Description above should be interpreted as meaning that is illustrative instead of restriction.One with ordinary skill in the art would appreciate that in scope of the present invention and can do some amendment.Because these reasons, following claim should be studied to determine the real scope of the present invention and content.

Claims (10)

1. integrated contactor/breaker assembly, is characterized in that, comprising:

Fixed contact;

Movable contact, its relatively described fixed contact is optionally removable; And

Breaker unit, it is configured for and stops described movable contact to contact described fixed contact.

2. assembly according to claim 1, is characterized in that, described fixed contact is high pressure pin.

3. assembly according to claim 1, is characterized in that, described movable contact is the bus supported by axle.

4. assembly according to claim 3, is characterized in that, comprises and is wrapped in described axial coil at least partly.

5. assembly according to claim 1, it is characterized in that, described breaker unit is removable between the first position and the second position, in primary importance, described fixed contact and described movable contact can contact with each other, in the second place, described fixed contact and described movable contact is stoped to contact with each other.
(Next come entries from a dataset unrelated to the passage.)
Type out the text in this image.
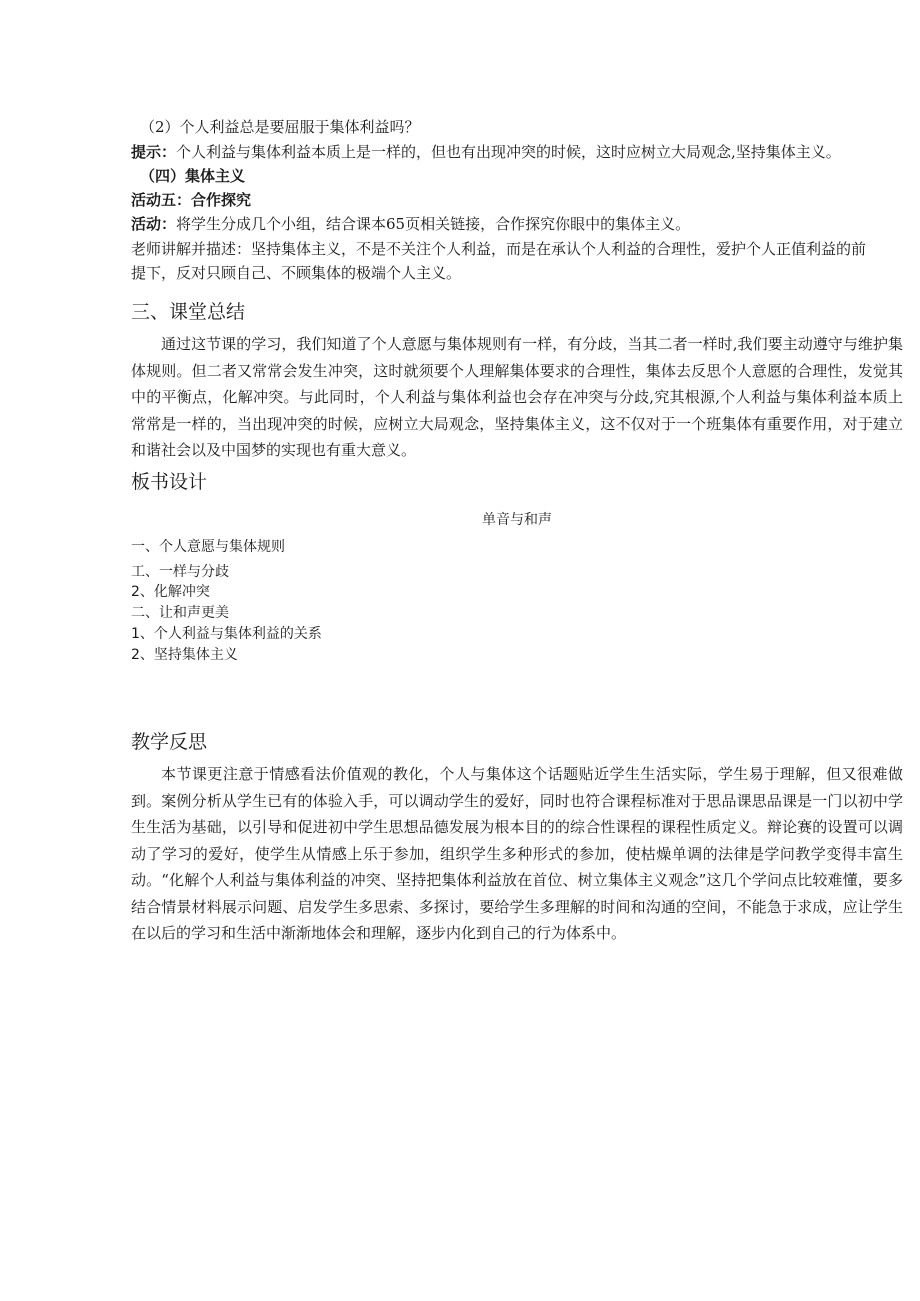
（2）个人利益总是要屈服于集体利益吗？
提示：个人利益与集体利益本质上是一样的，但也有出现冲突的时候，这时应树立大局观念,坚持集体主义。
（四）集体主义
活动五：合作探究
活动：将学生分成几个小组，结合课本65页相关链接，合作探究你眼中的集体主义。
老师讲解并描述：坚持集体主义，不是不关注个人利益，而是在承认个人利益的合理性，爱护个人正值利益的前
提下，反对只顾自己、不顾集体的极端个人主义。
三、课堂总结
通过这节课的学习，我们知道了个人意愿与集体规则有一样，有分歧，当其二者一样时,我们要主动遵守与维护集体规则。但二者又常常会发生冲突，这时就须要个人理解集体要求的合理性，集体去反思个人意愿的合理性，发觉其中的平衡点，化解冲突。与此同时，个人利益与集体利益也会存在冲突与分歧,究其根源,个人利益与集体利益本质上常常是一样的，当出现冲突的时候，应树立大局观念，坚持集体主义，这不仅对于一个班集体有重要作用，对于建立和谐社会以及中国梦的实现也有重大意义。
板书设计
单音与和声
一、个人意愿与集体规则
工、一样与分歧
2、化解冲突
二、让和声更美
1、个人利益与集体利益的关系
2、坚持集体主义
教学反思
本节课更注意于情感看法价值观的教化，个人与集体这个话题贴近学生生活实际，学生易于理解，但又很难做到。案例分析从学生已有的体验入手，可以调动学生的爱好，同时也符合课程标准对于思品课思品课是一门以初中学生生活为基础，以引导和促进初中学生思想品德发展为根本目的的综合性课程的课程性质定义。辩论赛的设置可以调动了学习的爱好，使学生从情感上乐于参加，组织学生多种形式的参加，使枯燥单调的法律是学问教学变得丰富生动。“化解个人利益与集体利益的冲突、坚持把集体利益放在首位、树立集体主义观念”这几个学问点比较难懂，要多结合情景材料展示问题、启发学生多思索、多探讨，要给学生多理解的时间和沟通的空间，不能急于求成，应让学生在以后的学习和生活中渐渐地体会和理解，逐步内化到自己的行为体系中。
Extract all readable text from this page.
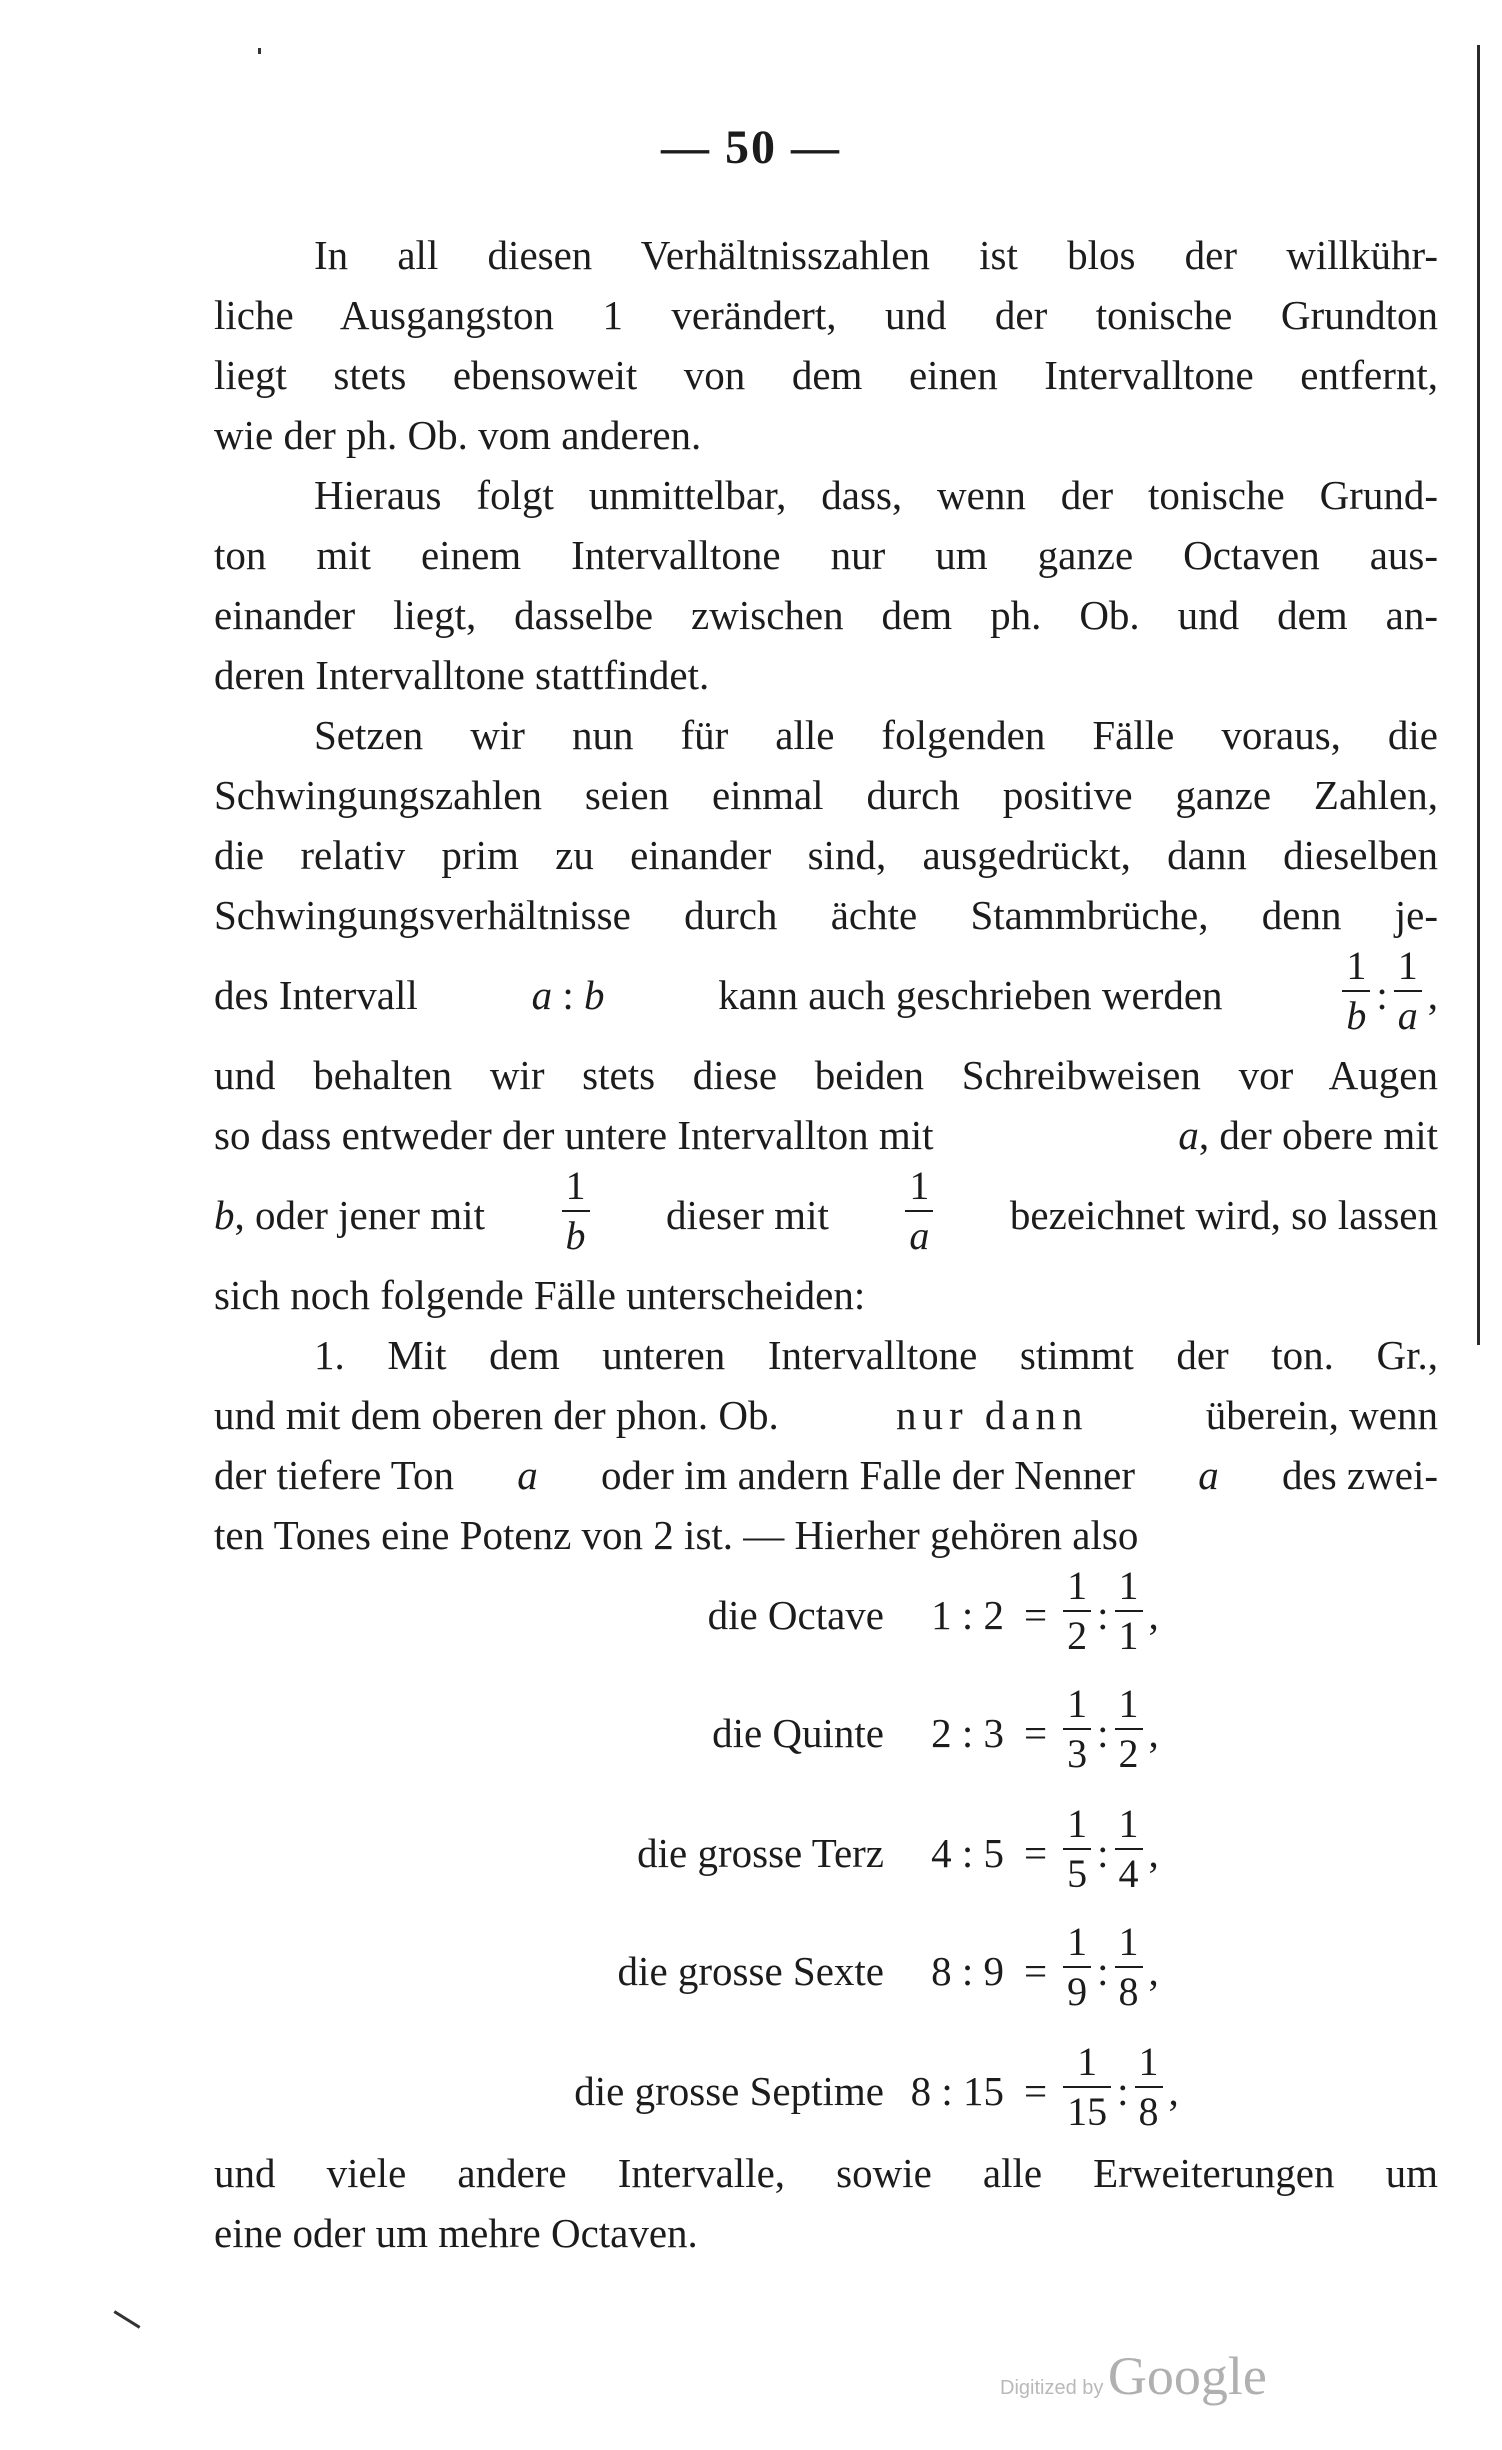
— 50 —
In all diesen Verhältnisszahlen ist blos der willkühr-
liche Ausgangston 1 verändert, und der tonische Grundton
liegt stets ebensoweit von dem einen Intervalltone entfernt,
wie der ph. Ob. vom anderen.
Hieraus folgt unmittelbar, dass, wenn der tonische Grund-
ton mit einem Intervalltone nur um ganze Octaven aus-
einander liegt, dasselbe zwischen dem ph. Ob. und dem an-
deren Intervalltone stattfindet.
Setzen wir nun für alle folgenden Fälle voraus, die
Schwingungszahlen seien einmal durch positive ganze Zahlen,
die relativ prim zu einander sind, ausgedrückt, dann dieselben
Schwingungsverhältnisse durch ächte Stammbrüche, denn je-
des Intervall	a : b	kann auch geschrieben werden	$\frac{1}{b}$ : $\frac{1}{a}$ ,
und behalten wir stets diese beiden Schreibweisen vor Augen
so dass entweder der untere Intervallton mit	a, der obere mit
b, oder jener mit $\frac{1}{b}$ dieser mit $\frac{1}{a}$ bezeichnet wird, so lassen
sich noch folgende Fälle unterscheiden:
1. Mit dem unteren Intervalltone stimmt der ton. Gr.,
und mit dem oberen der phon. Ob.	nur dann	überein, wenn
der tiefere Ton a oder im andern Falle der Nenner a des zwei-
ten Tones eine Potenz von 2 ist. — Hierher gehören also
die Octave	1 : $2 = \frac{1}{2}$ : $\frac{1}{1}$ ,
die Quinte	2 : $3 = \frac{1}{3}$ : $\frac{1}{2}$ ,
die grosse Terz	4 : $5 = \frac{1}{5}$ : $\frac{1}{4}$ ,
die grosse Sexte	8 : $9 = \frac{1}{9}$ : $\frac{1}{8}$ ,
die grosse Septime 8 : $15 = \frac{1}{15}$ : $\frac{1}{8}$ ,
und viele andere Intervalle, sowie alle Erweiterungen um
eine oder um mehre Octaven.
Digitized by Google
6. assembly according to claim 1, is characterized in that, the tip that described breaker unit comprises maintenance button and extends from described maintenance button.

7. assembly according to claim 6, is characterized in that, described tip is movable to the position between described fixed contact and described movable contact.

8. assembly according to claim 1, is characterized in that, described breaker unit can move at first direction and described movable contact can move in different second directions.

9. assembly according to claim 1, is characterized in that, comprises and is configured for the control unit of movable contact described in order to described fixed contact movement.

10. assembly according to claim 1, is characterized in that, comprises transducer and fuse, and described transducer is configured for the electric current detected by described fixed contact, and described fuse is configured for and interrupts described current flowing.